One of the in-site application/practical implications of this project was to obtain a ranking of trout farms by combining the biosecurity characteristics that emerged from the checklists with the values obtained from expert elicitation.

From this combination, most of the farms ranged from the medium to the medium-high class. This can be justified by the long tradition and experience of salmonid farming in the APT and because they mostly belong to category 1 (free from VHS and IHN). Moreover, most farms have been in business for years and have constantly invested to improve their condition, reaching a higher level of productivity and becoming more competitive. It should also be emphasized that in the specific study area, the LCA has always been actively present, applying constant control and support to the farmers with a clear positive influence on the productive sector.

The data collected through the checklists provide a snapshot of the situation at the time of the visit; it could be that some situations have improved over time due to interventions carried out on the farms to implement biosecurity measures. An interesting follow-up might be to update the data on biosecurity measures in order to assess any changes and consequently rearrange the farms ranking after the implementation of Reg. 2016/429.

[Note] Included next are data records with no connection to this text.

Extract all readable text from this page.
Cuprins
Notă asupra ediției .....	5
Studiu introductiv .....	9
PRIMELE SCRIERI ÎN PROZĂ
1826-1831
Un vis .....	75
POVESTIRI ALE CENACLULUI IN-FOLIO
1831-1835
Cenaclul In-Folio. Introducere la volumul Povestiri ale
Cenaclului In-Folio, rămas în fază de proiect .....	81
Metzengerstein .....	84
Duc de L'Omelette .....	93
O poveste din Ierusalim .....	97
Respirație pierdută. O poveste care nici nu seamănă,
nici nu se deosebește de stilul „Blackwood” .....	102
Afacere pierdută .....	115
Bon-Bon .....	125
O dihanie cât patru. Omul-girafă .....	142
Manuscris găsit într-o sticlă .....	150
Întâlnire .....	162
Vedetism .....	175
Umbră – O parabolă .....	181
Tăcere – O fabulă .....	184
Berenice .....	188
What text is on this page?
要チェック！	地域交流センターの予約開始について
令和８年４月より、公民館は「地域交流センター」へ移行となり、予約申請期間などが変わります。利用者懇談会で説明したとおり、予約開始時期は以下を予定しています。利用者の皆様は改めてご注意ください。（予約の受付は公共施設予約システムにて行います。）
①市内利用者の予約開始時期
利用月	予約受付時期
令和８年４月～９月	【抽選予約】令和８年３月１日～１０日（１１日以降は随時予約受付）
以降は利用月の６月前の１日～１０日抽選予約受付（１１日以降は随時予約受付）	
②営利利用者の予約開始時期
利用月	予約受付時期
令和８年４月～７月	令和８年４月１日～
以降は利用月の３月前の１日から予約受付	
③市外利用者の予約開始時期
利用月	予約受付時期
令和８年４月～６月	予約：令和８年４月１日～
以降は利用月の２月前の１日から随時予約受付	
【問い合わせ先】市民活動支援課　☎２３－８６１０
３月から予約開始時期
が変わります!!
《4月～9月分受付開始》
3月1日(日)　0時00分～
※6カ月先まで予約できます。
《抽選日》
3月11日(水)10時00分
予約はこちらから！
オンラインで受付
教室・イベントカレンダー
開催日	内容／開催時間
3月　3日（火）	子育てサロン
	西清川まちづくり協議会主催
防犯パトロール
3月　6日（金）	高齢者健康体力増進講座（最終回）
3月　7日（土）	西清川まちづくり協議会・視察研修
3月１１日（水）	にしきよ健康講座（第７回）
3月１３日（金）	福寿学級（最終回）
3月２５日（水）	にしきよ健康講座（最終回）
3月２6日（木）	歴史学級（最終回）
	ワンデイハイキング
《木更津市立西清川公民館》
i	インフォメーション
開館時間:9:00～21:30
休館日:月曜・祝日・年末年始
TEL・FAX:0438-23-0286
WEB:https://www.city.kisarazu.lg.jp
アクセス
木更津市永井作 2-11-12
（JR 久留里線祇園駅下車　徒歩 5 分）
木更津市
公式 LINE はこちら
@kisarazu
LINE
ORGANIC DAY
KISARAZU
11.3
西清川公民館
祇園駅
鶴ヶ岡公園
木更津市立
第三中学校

In addition, this study provides a useful dataset that can be fundamental in case of animal health emergencies such as disease outbreak or environmental threats. Using a geographical information system (GIS), data can be integrated with spatial information to produce an overview of the biosecurity situation of farms through thematic maps. GIS can also combine biosecurity data with other territorial or environmental aspects to provide new insights to decision makers.

The framework presented in this study should be used on a regular basis in order to keep the data up-to-date to allow for further analysis of a situation or for action undertaken as close as possible to the actual situation.

5. Conclusions

This study can be considered as a pilot project which aims to integrate different aspects related to aquaculture; thanks to the expert elicitation technique, it was possible to identify the most- and least-important biosecurity measures for salmonid farms in the APT. The ranking of the farms made it possible to highlight those mostly exposed to potential health problems and to provide feedback to the farmers in the study area so that they could implement appropriate biosecurity measures. The study provides a picture that shows an overall satisfying condition of the trout production sector in APT in terms of biosecurity level. An annual update of the presented data and a complete collection of data from all the fish farms present in the territory will provide a clear picture of the situation in case of an emergency.

All data were computerized and stored so that they could be updated annually and, if necessary, extended to other establishments (initially excluded from the study). The resulting picture would be an excellent tool with which to quickly identify the farms most exposed to a possible pathogen in an emergency setting. By integrating the data with GIS technology, which allows for the combination of spatial data (e.g., oriented hydrological graph, geolocation of farms) with biosecurity data and other elements of interest to aquaculture, such a tool could be even more effective in supporting decision-makers. Such a tool could also be adopted in other territories where aquaculture is an important economic and livestock reality.